Building a Routing Table: How Routers Decide Where Your Data Goes

When you open your browser and type in a website address, your device needs to know where to send that request. That’s where routing tables come in. Think of them as digital road signs that guide packets of data across networks until they reach their destination.

What Is a Routing Table?

Every IP-enabled device — not just routers, but also workstations, servers, and firewalls — maintains a routing table. This table is essentially a list of directions:

  • Destination networks (subnets)
  • Next hops (where to forward the packet)
  • Metrics and preferences to break ties

When multiple routes exist, the device chooses the most specific route. This ensures packets follow the best possible path.

Route Entries Explained

A route entry contains several key fields that help the router make decisions:

  • Route Code: Identifies the source of the route (e.g., static, OSPF, EIGRP).
  • Subnet ID with Prefix Length: Defines the destination network.
  • Administrative Distance: Trustworthiness of the route (lower is better).
  • Metric: Cost or preference within the routing protocol.
  • Next Hop: The next device packets should be sent to.
  • Outgoing Interface: The physical or logical interface used.
  • Route Timestamp: How long the route has been in the table.

Prefix Lengths: Why Specificity Matters

Routing decisions favor the longest prefix match.

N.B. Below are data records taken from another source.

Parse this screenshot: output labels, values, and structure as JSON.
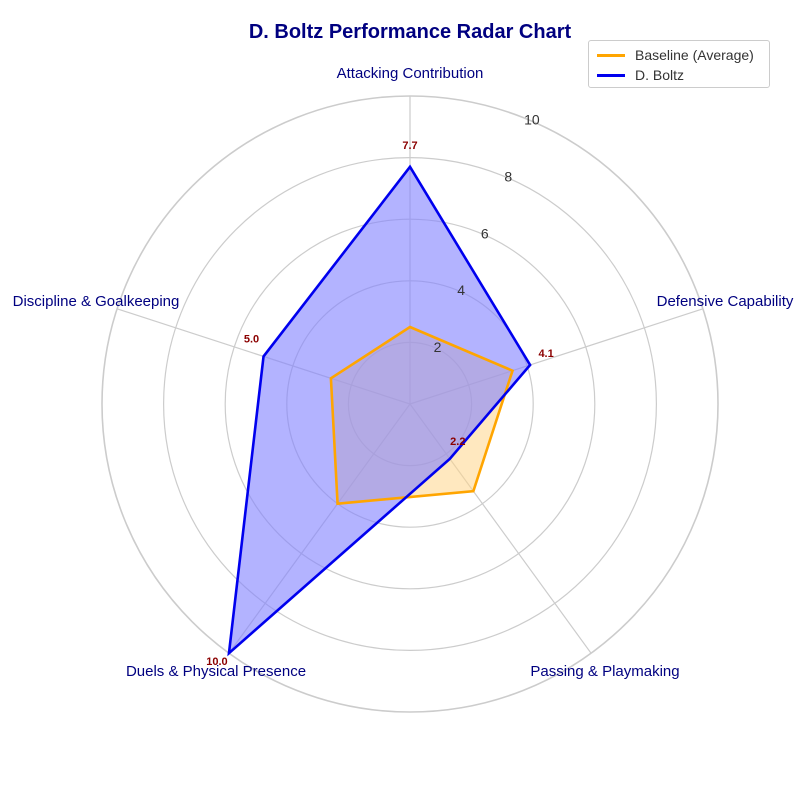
{
  "chart_data": {
    "type": "radar",
    "title": "D. Boltz Performance Radar Chart",
    "categories": [
      "Attacking Contribution",
      "Defensive Capability",
      "Passing & Playmaking",
      "Duels & Physical Presence",
      "Discipline & Goalkeeping"
    ],
    "rlim": [
      0,
      10
    ],
    "rticks": [
      "2",
      "4",
      "6",
      "8",
      "10"
    ],
    "rtick_values": [
      2,
      4,
      6,
      8,
      10
    ],
    "grid": true,
    "legend_position": "top-right",
    "series": [
      {
        "name": "Baseline (Average)",
        "values": [
          2.5,
          3.5,
          3.5,
          4.0,
          2.7
        ],
        "color": "#FFA500",
        "fill": "#FFD68A",
        "value_labels": []
      },
      {
        "name": "D. Boltz",
        "values": [
          7.7,
          4.1,
          2.2,
          10.0,
          5.0
        ],
        "color": "#0000EE",
        "fill": "#8080FF",
        "value_labels": [
          "7.7",
          "4.1",
          "2.2",
          "10.0",
          "5.0"
        ]
      }
    ]
  }
}
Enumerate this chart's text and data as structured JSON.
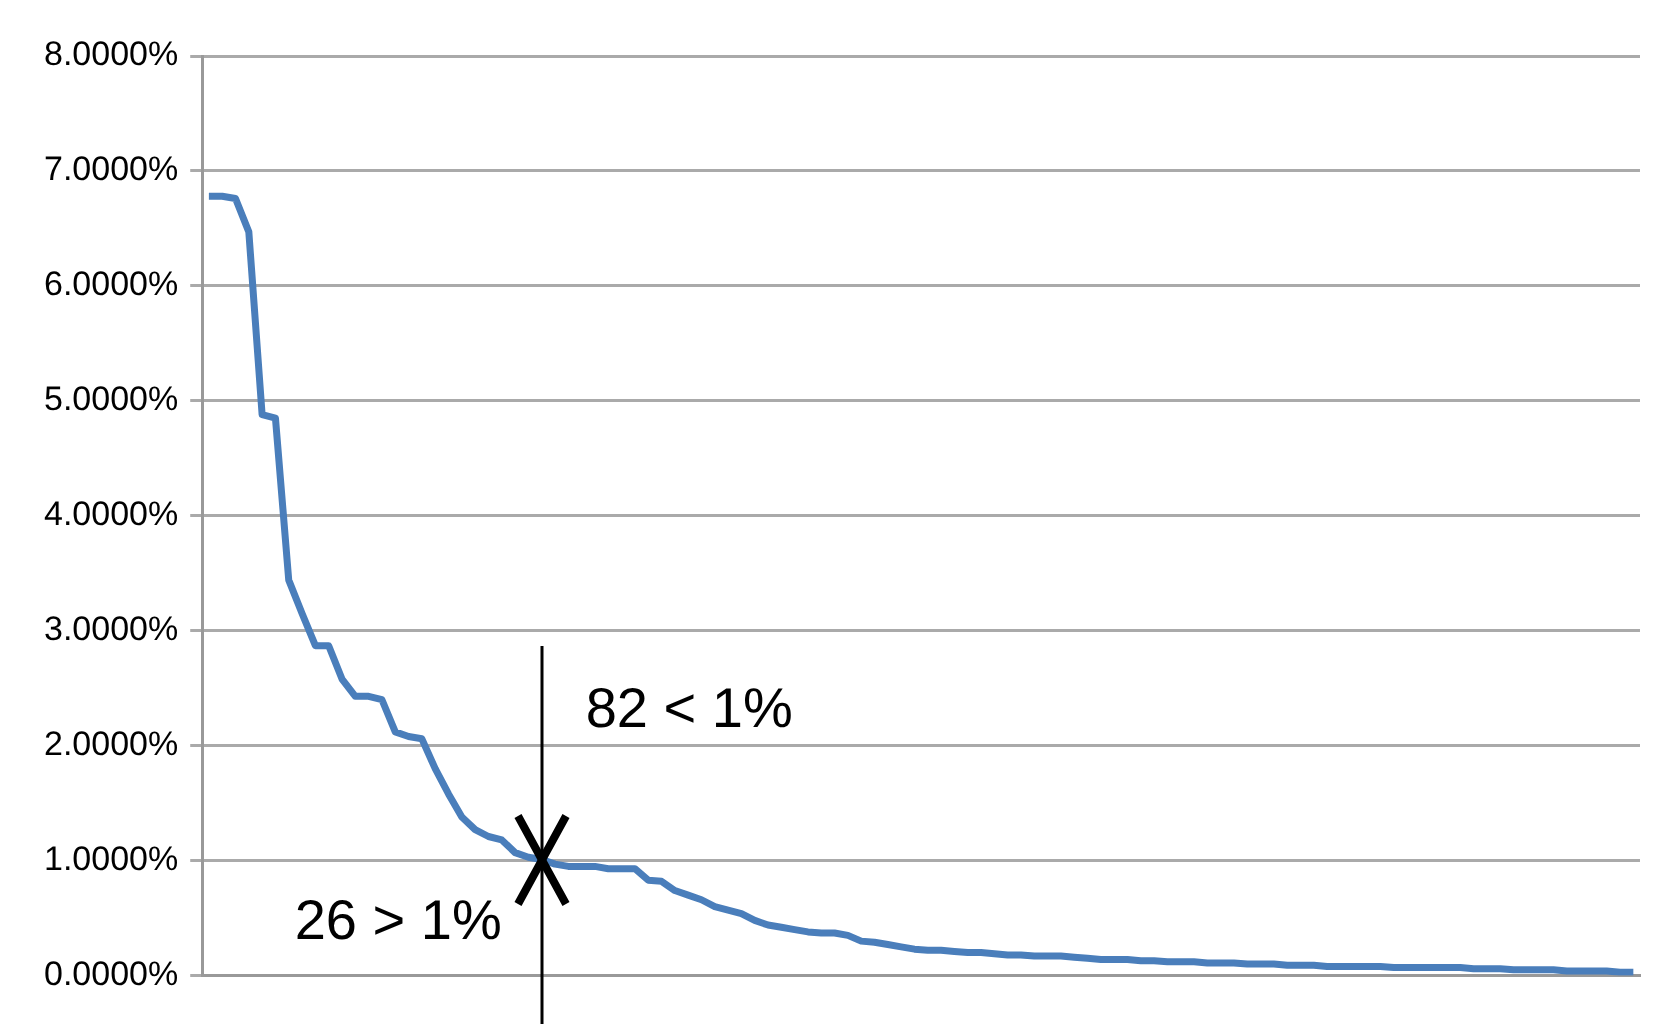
{
  "chart_data": {
    "type": "line",
    "categories": [
      null,
      null,
      null,
      null,
      null,
      null,
      null,
      null,
      null,
      null,
      null,
      null,
      null,
      null,
      null,
      null,
      null,
      null,
      null,
      null,
      null,
      null,
      null,
      null,
      null,
      null,
      null,
      null,
      null,
      null,
      null,
      null,
      null,
      null,
      null,
      null,
      null,
      null,
      null,
      null,
      null,
      null,
      null,
      null,
      null,
      null,
      null,
      null,
      null,
      null,
      null,
      null,
      null,
      null,
      null,
      null,
      null,
      null,
      null,
      null,
      null,
      null,
      null,
      null,
      null,
      null,
      null,
      null,
      null,
      null,
      null,
      null,
      null,
      null,
      null,
      null,
      null,
      null,
      null,
      null,
      null,
      null,
      null,
      null,
      null,
      null,
      null,
      null,
      null,
      null,
      null,
      null,
      null,
      null,
      null,
      null,
      null,
      null,
      null,
      null,
      null,
      null,
      null,
      null,
      null,
      null,
      null,
      null
    ],
    "series": [
      {
        "color": "#4a7ebb",
        "values": [
          6.78,
          6.78,
          6.76,
          6.47,
          4.88,
          4.85,
          3.44,
          3.15,
          2.87,
          2.87,
          2.58,
          2.43,
          2.43,
          2.4,
          2.12,
          2.08,
          2.06,
          1.8,
          1.58,
          1.38,
          1.27,
          1.21,
          1.18,
          1.07,
          1.03,
          1.01,
          0.97,
          0.95,
          0.95,
          0.95,
          0.93,
          0.93,
          0.93,
          0.83,
          0.82,
          0.74,
          0.7,
          0.66,
          0.6,
          0.57,
          0.54,
          0.48,
          0.44,
          0.42,
          0.4,
          0.38,
          0.37,
          0.37,
          0.35,
          0.3,
          0.29,
          0.27,
          0.25,
          0.23,
          0.22,
          0.22,
          0.21,
          0.2,
          0.2,
          0.19,
          0.18,
          0.18,
          0.17,
          0.17,
          0.17,
          0.16,
          0.15,
          0.14,
          0.14,
          0.14,
          0.13,
          0.13,
          0.12,
          0.12,
          0.12,
          0.11,
          0.11,
          0.11,
          0.1,
          0.1,
          0.1,
          0.09,
          0.09,
          0.09,
          0.08,
          0.08,
          0.08,
          0.08,
          0.08,
          0.07,
          0.07,
          0.07,
          0.07,
          0.07,
          0.07,
          0.06,
          0.06,
          0.06,
          0.05,
          0.05,
          0.05,
          0.05,
          0.04,
          0.04,
          0.04,
          0.04,
          0.03,
          0.03
        ]
      }
    ],
    "ylim": [
      0,
      8
    ],
    "yticks": [
      {
        "value": 0,
        "label": "0.0000%"
      },
      {
        "value": 1,
        "label": "1.0000%"
      },
      {
        "value": 2,
        "label": "2.0000%"
      },
      {
        "value": 3,
        "label": "3.0000%"
      },
      {
        "value": 4,
        "label": "4.0000%"
      },
      {
        "value": 5,
        "label": "5.0000%"
      },
      {
        "value": 6,
        "label": "6.0000%"
      },
      {
        "value": 7,
        "label": "7.0000%"
      },
      {
        "value": 8,
        "label": "8.0000%"
      }
    ],
    "annotations": [
      "82 < 1%",
      "26 > 1%"
    ],
    "grid": "y",
    "legend": false,
    "tick_labels": "y",
    "marker": "none",
    "line_style": "solid"
  }
}
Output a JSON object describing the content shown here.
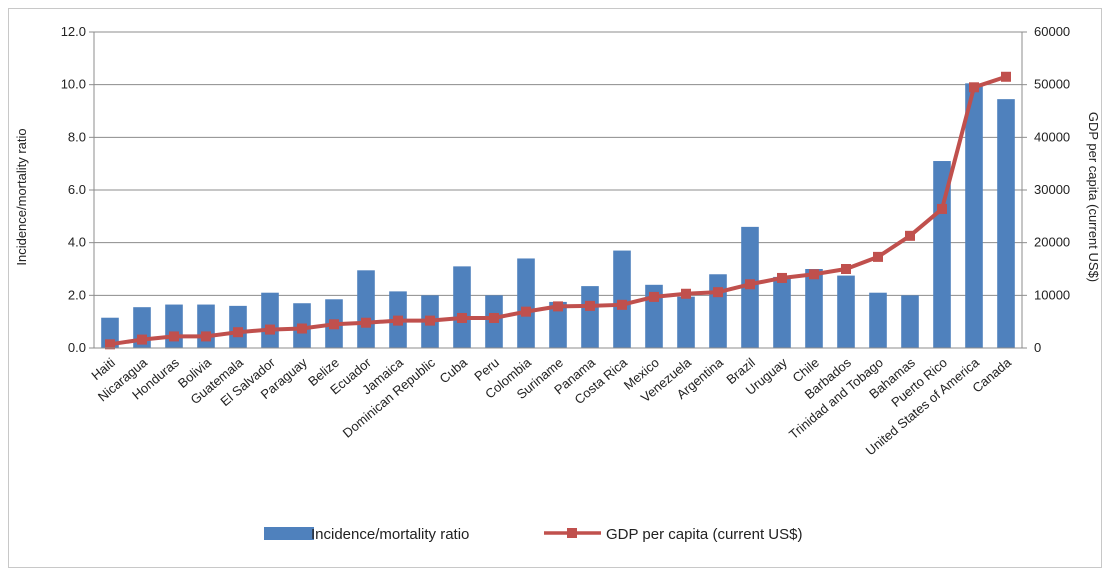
{
  "chart_data": {
    "type": "bar",
    "categories": [
      "Haiti",
      "Nicaragua",
      "Honduras",
      "Bolivia",
      "Guatemala",
      "El Salvador",
      "Paraguay",
      "Belize",
      "Ecuador",
      "Jamaica",
      "Dominican Republic",
      "Cuba",
      "Peru",
      "Colombia",
      "Suriname",
      "Panama",
      "Costa Rica",
      "Mexico",
      "Venezuela",
      "Argentina",
      "Brazil",
      "Uruguay",
      "Chile",
      "Barbados",
      "Trinidad and Tobago",
      "Bahamas",
      "Puerto Rico",
      "United States of America",
      "Canada"
    ],
    "series": [
      {
        "name": "Incidence/mortality ratio",
        "type": "bar",
        "axis": "left",
        "color": "#4F81BD",
        "values": [
          1.15,
          1.55,
          1.65,
          1.65,
          1.6,
          2.1,
          1.7,
          1.85,
          2.95,
          2.15,
          2.0,
          3.1,
          2.0,
          3.4,
          1.75,
          2.35,
          3.7,
          2.4,
          1.95,
          2.8,
          4.6,
          2.7,
          3.0,
          2.75,
          2.1,
          2.0,
          7.1,
          10.05,
          9.45
        ]
      },
      {
        "name": "GDP per capita (current US$)",
        "type": "line",
        "axis": "right",
        "color": "#C0504D",
        "values": [
          700,
          1600,
          2200,
          2200,
          3000,
          3500,
          3700,
          4500,
          4800,
          5200,
          5200,
          5700,
          5700,
          6900,
          7900,
          8000,
          8200,
          9700,
          10300,
          10600,
          12100,
          13300,
          14000,
          15000,
          17300,
          21300,
          26400,
          49500,
          51500
        ]
      }
    ],
    "ylim_left": [
      0,
      12
    ],
    "ylim_right": [
      0,
      60000
    ],
    "yticks_left": [
      "0.0",
      "2.0",
      "4.0",
      "6.0",
      "8.0",
      "10.0",
      "12.0"
    ],
    "yticks_right": [
      "0",
      "10000",
      "20000",
      "30000",
      "40000",
      "50000",
      "60000"
    ],
    "ylabel_left": "Incidence/mortality ratio",
    "ylabel_right": "GDP per capita (current US$)",
    "grid": true,
    "legend": "bottom"
  }
}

In other words, the most specific subnet wins.

For example, if a device is trying to reach 192.168.1.6, and the table has:

  • 192.168.0.0/16
  • 192.168.1.0/24
  • 192.168.1.6/32

The /32 (host route) is the most specific and will be chosen.

Administrative Distances: Trusting Routes

Routers often learn about the same network from multiple routing protocols. Since each protocol calculates metrics differently, you can’t directly compare them. That’s why administrative distance (AD) exists.

  • Lower AD = more trustworthy.
  • Example: Static routes (AD 1) are trusted more than RIP (AD 120).

This ensures routers consistently prioritize the right protocol.

Routing Metrics: Weighing the Best Path

Each routing protocol uses its own metric to determine the “best” path:

  • OSPF: Cost based on bandwidth
  • EIGRP: Composite metric (bandwidth, delay, reliability, load)
  • BGP: Path attributes such as AS-path length

When multiple equal-cost routes exist, metrics help the router decide. Lower values win (e.g., metric 1 beats metric 2).

First Hop Redundancy Protocols (FHRP)

Normally, your computer has a single default gateway — the first router it sends traffic to. But what happens if that router fails?

That’s where FHRPs like HSRP, VRRP, or GLBP come in. They use a virtual IP (VIP) for the default gateway. If one router goes offline, another automatically takes over.

This ensures continuous connectivity and solves a key limitation of IP addressing — one gateway can actually represent many routers.

Subinterfaces: Beyond Physical Ports

Routers and switches don’t just rely on physical interfaces. They can also use subinterfaces:

  • A physical port can be split into multiple logical subinterfaces.
  • Often used with VLANs on trunk links.
  • Each subinterface is configured separately, with its own IP address and policies.

For example:

  • Ethernet1/1 (physical interface)
  • Ethernet1/1.10 (VLAN 10 subinterface)
  • Ethernet1/1.20 (VLAN 20 subinterface)

This allows one physical interface to handle multiple networks.